Note in Figure 53-4 the different patterns of transmission for sound waves of different frequencies. Each wave is relatively weak at the outset but becomes strong when it reaches the portion of the basilar membrane that has a natural resonant frequency equal to the respective sound frequency. At this point, the basilar membrane can vibrate back and forth with such ease that the energy in the wave is dissipated. Consequently, the wave dies at this point and fails to travel the remaining distance along the basilar membrane. Thus, a high-frequency sound wave travels only a short distance along the basilar membrane before it reaches its resonant point and dies, a medium-frequency sound wave travels about halfway and then dies, and a very low-frequency sound wave travels the entire distance along the membrane.

Another feature of the traveling wave is that it travels fast along the initial portion of the basilar membrane but becomes progressively slower as it goes farther into the cochlea. The cause of this difference is the high coefficient of elasticity of the basilar fibers near the oval window and a progressively decreasing coefficient farther along the membrane. This rapid initial transmission of the wave allows the high-frequency sounds to travel far enough into the cochlea to spread out and separate from one another on the basilar membrane. Without this rapid initial transmission, all the high-frequency waves would be bunched together within the first millimeter or so of the basilar membrane, and their frequencies could not be discriminated.

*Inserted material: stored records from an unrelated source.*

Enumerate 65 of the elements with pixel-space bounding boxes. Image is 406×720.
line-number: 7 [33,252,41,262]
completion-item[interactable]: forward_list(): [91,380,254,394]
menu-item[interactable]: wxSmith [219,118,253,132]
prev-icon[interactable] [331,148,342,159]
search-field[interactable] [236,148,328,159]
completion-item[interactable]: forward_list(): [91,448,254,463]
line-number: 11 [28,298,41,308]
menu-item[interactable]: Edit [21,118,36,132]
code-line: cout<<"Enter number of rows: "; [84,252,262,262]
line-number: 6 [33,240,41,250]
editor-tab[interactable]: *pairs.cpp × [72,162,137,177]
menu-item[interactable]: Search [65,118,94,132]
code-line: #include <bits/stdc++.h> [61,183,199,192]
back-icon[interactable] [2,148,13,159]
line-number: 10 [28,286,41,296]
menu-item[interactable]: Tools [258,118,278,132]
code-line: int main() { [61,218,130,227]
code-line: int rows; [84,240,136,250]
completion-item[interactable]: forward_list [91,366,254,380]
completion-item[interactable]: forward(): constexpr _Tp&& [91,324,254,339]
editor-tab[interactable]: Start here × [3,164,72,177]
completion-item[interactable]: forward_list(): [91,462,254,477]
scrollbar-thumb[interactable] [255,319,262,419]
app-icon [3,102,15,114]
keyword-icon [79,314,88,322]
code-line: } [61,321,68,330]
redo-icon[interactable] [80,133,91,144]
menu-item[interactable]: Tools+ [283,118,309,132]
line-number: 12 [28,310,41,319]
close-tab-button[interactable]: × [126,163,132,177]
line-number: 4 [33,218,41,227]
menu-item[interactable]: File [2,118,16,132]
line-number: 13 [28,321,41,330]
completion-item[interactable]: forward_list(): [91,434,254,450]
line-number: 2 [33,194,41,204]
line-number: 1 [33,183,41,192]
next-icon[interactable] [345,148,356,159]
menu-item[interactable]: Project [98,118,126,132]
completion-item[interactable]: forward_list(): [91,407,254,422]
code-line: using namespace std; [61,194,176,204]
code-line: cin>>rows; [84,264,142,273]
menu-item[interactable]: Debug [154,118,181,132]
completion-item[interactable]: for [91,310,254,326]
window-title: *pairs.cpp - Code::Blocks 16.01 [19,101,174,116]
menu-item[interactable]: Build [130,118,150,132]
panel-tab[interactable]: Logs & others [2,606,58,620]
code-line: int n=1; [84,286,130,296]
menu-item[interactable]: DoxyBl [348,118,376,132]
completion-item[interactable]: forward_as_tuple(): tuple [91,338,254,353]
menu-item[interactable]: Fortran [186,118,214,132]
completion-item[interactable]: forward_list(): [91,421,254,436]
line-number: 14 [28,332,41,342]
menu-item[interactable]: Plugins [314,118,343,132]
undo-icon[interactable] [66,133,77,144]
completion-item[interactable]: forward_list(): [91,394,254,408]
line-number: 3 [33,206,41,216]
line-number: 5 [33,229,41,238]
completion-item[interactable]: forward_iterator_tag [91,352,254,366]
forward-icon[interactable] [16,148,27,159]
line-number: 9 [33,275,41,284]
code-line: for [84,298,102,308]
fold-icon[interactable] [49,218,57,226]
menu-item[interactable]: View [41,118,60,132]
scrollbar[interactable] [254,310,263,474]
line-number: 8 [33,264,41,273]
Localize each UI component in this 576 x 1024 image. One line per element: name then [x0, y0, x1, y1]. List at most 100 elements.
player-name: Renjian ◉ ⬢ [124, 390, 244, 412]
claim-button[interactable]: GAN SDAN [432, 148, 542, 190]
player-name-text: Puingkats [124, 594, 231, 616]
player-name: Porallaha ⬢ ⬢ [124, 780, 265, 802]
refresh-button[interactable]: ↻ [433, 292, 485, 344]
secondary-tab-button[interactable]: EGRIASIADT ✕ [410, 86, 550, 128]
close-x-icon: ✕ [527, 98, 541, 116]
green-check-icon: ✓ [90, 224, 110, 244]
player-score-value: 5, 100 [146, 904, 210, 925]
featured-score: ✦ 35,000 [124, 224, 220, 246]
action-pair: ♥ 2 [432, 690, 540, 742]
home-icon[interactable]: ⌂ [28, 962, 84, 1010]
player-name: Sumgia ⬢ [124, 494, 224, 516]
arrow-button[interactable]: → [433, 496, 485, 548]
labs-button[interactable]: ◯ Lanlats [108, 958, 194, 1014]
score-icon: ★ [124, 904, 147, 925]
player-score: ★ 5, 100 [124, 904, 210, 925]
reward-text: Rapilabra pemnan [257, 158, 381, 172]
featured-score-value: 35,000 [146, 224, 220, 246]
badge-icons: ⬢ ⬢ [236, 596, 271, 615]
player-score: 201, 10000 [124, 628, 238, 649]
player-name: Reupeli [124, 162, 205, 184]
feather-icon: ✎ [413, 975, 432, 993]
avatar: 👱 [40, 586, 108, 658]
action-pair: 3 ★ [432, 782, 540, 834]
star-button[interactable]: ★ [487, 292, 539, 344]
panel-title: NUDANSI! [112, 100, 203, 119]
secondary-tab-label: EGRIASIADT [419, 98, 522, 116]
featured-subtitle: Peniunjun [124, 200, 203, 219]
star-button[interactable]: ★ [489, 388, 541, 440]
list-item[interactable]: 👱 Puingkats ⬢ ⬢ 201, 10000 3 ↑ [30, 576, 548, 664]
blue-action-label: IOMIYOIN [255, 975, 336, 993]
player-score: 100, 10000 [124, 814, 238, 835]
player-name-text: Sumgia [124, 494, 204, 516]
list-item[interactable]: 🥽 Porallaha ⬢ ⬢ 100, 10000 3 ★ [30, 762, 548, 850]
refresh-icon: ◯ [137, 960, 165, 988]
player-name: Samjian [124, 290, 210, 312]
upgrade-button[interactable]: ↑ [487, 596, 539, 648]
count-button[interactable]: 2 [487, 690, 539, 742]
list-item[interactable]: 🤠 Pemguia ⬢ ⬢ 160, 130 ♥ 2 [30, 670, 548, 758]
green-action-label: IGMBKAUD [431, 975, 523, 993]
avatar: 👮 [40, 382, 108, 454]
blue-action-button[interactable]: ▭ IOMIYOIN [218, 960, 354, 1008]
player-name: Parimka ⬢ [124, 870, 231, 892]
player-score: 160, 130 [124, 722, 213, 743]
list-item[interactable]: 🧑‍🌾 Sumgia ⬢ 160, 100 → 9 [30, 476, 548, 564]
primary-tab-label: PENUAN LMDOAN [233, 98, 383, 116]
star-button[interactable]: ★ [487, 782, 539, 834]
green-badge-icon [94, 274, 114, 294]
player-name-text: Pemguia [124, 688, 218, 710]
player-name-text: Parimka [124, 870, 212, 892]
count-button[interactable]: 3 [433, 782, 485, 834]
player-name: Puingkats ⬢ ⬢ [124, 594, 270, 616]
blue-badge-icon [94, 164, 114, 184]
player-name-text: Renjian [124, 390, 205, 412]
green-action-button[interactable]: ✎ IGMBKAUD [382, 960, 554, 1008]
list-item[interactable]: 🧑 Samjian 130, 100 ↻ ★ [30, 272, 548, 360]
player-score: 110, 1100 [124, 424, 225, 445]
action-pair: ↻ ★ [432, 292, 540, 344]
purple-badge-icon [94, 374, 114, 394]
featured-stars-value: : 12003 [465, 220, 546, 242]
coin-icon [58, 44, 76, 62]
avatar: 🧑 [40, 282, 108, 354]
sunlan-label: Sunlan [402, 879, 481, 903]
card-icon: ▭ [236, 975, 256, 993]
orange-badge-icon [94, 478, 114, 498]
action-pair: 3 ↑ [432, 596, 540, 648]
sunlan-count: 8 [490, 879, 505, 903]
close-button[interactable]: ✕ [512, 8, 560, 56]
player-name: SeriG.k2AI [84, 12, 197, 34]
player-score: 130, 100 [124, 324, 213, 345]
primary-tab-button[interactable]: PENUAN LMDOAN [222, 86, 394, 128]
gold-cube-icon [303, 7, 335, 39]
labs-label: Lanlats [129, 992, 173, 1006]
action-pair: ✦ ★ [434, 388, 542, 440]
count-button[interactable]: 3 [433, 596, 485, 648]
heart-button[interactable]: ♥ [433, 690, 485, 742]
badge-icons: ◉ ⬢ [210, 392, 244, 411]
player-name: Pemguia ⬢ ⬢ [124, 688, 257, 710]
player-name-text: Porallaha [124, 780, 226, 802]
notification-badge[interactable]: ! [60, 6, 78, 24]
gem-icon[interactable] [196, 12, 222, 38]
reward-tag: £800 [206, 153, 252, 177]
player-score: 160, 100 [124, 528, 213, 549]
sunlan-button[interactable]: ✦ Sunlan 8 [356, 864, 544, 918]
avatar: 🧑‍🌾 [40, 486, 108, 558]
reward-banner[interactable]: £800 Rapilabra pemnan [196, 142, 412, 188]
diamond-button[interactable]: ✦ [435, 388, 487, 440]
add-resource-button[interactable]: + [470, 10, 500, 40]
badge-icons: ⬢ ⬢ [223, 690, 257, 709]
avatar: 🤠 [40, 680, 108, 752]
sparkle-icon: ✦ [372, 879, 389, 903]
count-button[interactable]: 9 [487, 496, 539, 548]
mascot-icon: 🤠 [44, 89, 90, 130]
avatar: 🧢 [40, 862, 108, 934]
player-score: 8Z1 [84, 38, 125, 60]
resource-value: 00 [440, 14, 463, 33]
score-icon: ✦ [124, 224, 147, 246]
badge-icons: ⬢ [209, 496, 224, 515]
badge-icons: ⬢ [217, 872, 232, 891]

Vibration Amplitude Pattern of the Basilar Membrane

The dashed curves of Figure 53-5A show the position of a sound wave on the basilar membrane when the stapes is (a) all the way inward, (b) has moved back to the neutral point, (c) is all the way outward, and (d) has moved back again to the neutral point but is moving inward. The shaded area around these different waves shows the extent of vibration of the basilar membrane during a complete vibratory cycle. This is the amplitude pattern of vibration of the basilar membrane for this particular sound frequency.

Figure 53-5B shows the amplitude patterns of vibration for different frequencies, demonstrating that the maximum amplitude for sound at 8000 cycles/sec occurs near the base of the cochlea, whereas that for frequencies less than 200 cycles/sec is all the way at the tip of the basilar membrane near the helicotrema, the minute opening whereby the scala tympani and scala vestibuli communicate ( Figure 53-2 ).

The principal method whereby sound frequencies are discriminated from one another is based on the “place” of maximum stimulation of the nerve fibers from the organ of Corti lying on the basilar membrane, as explained in the next section.